Kehl oder Brazzo als Nachfolger für Eintracht-Boss Krösche?

Bild: Alex Grimm/Getty Images
Die Zukunft von Markus Krösche bei Eintracht Frankfurt bleibt offenbar ungeklärt. Nach neuen Informationen soll der Sportvorstand seinen noch bis 2028 laufenden Vertrag nicht erfüllen.
Wann sich die Wege trennen könnten, ist bislang nicht bekannt. Die BILD nennt allerdings bereits sechs mögliche Kandidaten für die Nachfolge des 45-Jährigen. Eine offizielle Bestätigung für einen bevorstehenden Abschied gibt es derzeit nicht.
Bericht von vorzeitigem Krösche-Abschied
Bereits zuvor hatte die Zeitung berichtet, Krösches Zeit bei der Eintracht könne möglicherweise schon im September enden. Als mögliche Gründe wurden unter anderem die enttäuschende Vorsaison, Unstimmigkeiten mit Trainer Adi Hütter und Krösches zwischenzeitliches Interesse an einem Wechsel zur AC Mailand genannt.

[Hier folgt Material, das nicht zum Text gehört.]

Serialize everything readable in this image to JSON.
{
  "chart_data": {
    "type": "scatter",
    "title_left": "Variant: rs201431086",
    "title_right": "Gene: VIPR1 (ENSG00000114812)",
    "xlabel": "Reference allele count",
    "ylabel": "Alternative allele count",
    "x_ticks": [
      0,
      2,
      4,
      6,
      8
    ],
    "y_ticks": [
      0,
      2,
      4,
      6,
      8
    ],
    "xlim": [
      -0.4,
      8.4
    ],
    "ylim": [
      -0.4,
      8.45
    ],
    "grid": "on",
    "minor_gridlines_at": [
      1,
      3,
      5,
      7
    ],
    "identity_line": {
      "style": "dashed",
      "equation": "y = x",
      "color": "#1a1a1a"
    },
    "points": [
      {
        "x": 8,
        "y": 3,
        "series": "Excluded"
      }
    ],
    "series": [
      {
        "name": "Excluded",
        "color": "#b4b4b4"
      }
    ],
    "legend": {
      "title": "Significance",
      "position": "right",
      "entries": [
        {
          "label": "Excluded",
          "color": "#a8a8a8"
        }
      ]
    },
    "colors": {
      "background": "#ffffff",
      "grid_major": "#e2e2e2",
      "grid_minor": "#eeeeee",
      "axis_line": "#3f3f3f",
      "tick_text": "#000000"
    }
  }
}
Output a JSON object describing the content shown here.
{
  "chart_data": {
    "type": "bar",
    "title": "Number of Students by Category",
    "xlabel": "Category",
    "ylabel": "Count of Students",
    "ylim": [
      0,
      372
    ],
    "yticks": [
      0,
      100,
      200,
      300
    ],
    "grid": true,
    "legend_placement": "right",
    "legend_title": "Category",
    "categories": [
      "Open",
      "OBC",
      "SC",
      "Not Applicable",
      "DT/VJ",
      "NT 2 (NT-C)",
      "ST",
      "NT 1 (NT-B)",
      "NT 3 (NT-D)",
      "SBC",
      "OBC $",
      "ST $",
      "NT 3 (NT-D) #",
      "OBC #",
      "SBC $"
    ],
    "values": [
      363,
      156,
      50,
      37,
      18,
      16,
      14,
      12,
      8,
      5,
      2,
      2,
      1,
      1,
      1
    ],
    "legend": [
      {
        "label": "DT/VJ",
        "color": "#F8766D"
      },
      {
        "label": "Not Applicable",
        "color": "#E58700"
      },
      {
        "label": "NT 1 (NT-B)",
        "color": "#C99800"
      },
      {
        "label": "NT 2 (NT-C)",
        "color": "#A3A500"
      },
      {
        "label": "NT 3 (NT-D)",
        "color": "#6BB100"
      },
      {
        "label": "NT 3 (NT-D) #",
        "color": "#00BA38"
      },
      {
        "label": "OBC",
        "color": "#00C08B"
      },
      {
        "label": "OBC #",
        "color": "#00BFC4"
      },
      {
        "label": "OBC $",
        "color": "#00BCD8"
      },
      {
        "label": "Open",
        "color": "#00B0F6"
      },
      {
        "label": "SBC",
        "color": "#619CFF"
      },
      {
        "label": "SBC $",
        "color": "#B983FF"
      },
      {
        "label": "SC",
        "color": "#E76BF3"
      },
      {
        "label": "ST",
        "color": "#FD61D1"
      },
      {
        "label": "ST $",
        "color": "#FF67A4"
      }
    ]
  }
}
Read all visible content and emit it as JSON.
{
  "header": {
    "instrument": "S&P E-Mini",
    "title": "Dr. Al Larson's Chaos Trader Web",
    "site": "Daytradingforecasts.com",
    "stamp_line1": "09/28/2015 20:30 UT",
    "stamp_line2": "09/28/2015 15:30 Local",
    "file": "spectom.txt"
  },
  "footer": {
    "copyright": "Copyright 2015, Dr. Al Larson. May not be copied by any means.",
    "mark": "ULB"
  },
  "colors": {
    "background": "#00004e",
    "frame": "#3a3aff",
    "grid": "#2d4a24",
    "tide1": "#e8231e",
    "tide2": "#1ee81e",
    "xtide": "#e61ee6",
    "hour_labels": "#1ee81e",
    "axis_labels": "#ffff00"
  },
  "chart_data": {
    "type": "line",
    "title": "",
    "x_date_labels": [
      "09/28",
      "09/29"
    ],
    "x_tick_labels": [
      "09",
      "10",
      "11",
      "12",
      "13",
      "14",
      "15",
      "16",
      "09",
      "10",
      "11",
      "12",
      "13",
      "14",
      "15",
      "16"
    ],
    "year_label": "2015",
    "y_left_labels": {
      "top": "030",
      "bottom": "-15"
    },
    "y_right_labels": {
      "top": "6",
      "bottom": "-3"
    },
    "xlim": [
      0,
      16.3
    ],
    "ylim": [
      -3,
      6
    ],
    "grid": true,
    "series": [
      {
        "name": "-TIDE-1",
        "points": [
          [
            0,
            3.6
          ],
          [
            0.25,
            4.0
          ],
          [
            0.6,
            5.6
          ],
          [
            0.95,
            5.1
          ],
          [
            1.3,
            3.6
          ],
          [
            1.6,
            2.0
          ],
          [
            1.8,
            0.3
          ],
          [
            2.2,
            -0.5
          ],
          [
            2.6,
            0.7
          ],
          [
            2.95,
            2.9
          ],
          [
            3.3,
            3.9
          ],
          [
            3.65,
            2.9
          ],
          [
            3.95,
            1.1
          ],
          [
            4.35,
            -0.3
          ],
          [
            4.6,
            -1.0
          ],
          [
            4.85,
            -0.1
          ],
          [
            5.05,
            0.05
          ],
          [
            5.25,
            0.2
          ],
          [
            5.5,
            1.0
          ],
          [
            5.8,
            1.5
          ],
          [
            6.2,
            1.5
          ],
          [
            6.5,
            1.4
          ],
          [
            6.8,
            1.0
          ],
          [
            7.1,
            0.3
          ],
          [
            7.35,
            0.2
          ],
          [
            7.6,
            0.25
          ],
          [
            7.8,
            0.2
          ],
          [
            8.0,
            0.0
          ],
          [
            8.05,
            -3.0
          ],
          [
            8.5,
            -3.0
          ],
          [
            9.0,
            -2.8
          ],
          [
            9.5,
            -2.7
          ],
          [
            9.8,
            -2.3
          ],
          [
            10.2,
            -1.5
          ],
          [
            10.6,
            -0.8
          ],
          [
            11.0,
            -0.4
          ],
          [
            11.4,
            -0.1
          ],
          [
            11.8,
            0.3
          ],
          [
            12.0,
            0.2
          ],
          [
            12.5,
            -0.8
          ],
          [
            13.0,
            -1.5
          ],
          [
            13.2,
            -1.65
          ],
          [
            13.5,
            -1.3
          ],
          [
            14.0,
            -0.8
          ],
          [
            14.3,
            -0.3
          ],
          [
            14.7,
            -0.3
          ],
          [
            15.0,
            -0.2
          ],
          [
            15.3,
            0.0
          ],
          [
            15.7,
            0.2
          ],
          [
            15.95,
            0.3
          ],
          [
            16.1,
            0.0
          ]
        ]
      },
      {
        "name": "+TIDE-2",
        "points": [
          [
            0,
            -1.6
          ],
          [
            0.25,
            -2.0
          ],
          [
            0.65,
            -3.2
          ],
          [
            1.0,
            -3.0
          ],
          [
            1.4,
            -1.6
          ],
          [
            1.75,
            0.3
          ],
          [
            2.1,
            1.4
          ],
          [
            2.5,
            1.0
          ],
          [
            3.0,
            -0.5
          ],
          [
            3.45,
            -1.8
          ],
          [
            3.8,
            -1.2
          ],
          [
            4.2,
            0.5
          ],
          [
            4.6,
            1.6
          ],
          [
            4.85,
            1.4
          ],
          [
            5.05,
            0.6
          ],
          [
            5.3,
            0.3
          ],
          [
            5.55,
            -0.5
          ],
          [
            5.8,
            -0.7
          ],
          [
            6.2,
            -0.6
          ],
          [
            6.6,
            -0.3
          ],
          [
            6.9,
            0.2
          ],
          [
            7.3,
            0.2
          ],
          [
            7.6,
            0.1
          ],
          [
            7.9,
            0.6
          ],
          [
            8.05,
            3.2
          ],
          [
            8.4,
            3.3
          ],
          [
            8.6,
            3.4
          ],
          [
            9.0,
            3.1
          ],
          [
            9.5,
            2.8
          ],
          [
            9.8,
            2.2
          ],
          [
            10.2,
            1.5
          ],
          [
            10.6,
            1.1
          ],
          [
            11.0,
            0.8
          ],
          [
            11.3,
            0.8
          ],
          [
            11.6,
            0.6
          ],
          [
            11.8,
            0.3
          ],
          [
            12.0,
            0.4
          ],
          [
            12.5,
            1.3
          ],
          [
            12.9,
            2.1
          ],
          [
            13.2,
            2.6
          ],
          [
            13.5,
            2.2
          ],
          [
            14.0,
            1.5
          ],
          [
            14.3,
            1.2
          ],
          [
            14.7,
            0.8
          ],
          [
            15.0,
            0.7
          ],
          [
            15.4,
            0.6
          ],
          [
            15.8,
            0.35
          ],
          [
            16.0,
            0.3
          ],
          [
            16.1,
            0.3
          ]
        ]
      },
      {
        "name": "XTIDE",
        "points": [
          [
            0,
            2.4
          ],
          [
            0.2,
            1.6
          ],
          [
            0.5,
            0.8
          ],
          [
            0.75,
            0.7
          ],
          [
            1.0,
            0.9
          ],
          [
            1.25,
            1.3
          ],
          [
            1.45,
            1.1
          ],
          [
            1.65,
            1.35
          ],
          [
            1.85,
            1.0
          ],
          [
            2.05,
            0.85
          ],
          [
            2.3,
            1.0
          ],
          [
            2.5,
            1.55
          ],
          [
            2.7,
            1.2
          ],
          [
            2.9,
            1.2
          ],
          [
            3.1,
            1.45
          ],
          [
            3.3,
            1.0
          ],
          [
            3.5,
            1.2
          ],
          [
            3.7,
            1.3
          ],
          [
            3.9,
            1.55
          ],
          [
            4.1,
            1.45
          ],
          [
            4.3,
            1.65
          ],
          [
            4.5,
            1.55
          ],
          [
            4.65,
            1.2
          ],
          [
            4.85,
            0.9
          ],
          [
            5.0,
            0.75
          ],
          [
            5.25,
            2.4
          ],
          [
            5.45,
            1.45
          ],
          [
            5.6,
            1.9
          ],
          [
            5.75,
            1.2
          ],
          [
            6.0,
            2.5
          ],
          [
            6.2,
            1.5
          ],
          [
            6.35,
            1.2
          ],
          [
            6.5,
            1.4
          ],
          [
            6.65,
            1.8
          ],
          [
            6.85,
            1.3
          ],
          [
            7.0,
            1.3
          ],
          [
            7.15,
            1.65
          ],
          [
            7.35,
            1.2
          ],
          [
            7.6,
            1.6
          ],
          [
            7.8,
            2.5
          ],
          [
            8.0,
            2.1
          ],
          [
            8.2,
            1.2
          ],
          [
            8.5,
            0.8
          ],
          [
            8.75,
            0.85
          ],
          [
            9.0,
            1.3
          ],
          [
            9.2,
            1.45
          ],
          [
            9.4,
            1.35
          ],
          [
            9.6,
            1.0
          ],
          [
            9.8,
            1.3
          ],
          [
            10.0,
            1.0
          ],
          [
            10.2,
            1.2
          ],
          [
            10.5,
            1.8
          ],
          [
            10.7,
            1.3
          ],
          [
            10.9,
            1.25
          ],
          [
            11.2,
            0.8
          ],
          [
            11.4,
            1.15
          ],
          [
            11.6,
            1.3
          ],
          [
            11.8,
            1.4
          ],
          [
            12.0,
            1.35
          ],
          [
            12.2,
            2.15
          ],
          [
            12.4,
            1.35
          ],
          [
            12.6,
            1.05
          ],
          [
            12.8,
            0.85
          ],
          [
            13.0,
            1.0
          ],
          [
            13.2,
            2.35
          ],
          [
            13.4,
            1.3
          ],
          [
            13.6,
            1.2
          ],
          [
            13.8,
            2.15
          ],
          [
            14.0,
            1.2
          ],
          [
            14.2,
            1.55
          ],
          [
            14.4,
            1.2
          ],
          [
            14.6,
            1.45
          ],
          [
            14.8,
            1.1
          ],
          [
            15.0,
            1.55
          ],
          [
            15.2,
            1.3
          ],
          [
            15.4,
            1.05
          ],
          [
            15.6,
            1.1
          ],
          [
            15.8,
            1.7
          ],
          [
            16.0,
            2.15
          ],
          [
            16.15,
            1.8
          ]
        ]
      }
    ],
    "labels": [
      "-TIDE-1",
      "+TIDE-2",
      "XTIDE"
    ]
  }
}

Nun legt das Blatt nach. Demnach werde Krösche seinen bis zum Sommer 2028 gültigen Vertrag in Frankfurt nicht erfüllen. Gleichzeitig nennt die Bild sechs mögliche Nachfolger für den Sportvorstand. Krösche ist seit 2021 für die Eintracht verantwortlich. In seine Amtszeit fallen unter anderem der Gewinn der Europa League, der Einzug ins DFB-Pokalfinale und die Qualifikation für die Champions League.
Diese sechs Kandidaten sind im Gespräch
Als mögliche Nachfolger führt der Bericht Marcel Schäfer von RB Leipzig an, die früheren Bayern-Verantwortlichen Hasan Salihamidžić und Marco Neppe, Christoph Spycher von den Young Boys Bern sowie Nürnbergs Sportvorstand Joti Chatzialexiou und den ehemaligen Dortmund-Manager Sebastian Kehl.
Neppe arbeitet inzwischen als Sportdirektor bei Paris Saint-Germain. Spycher besitzt durch seine Zeit als Spieler eine besondere Verbindung zur Eintracht. Der Schweizer absolvierte zwischen 2005 und 2010 insgesamt 149 Pflichtspiele für die Frankfurter und führte die Mannschaft zeitweise als Kapitän an.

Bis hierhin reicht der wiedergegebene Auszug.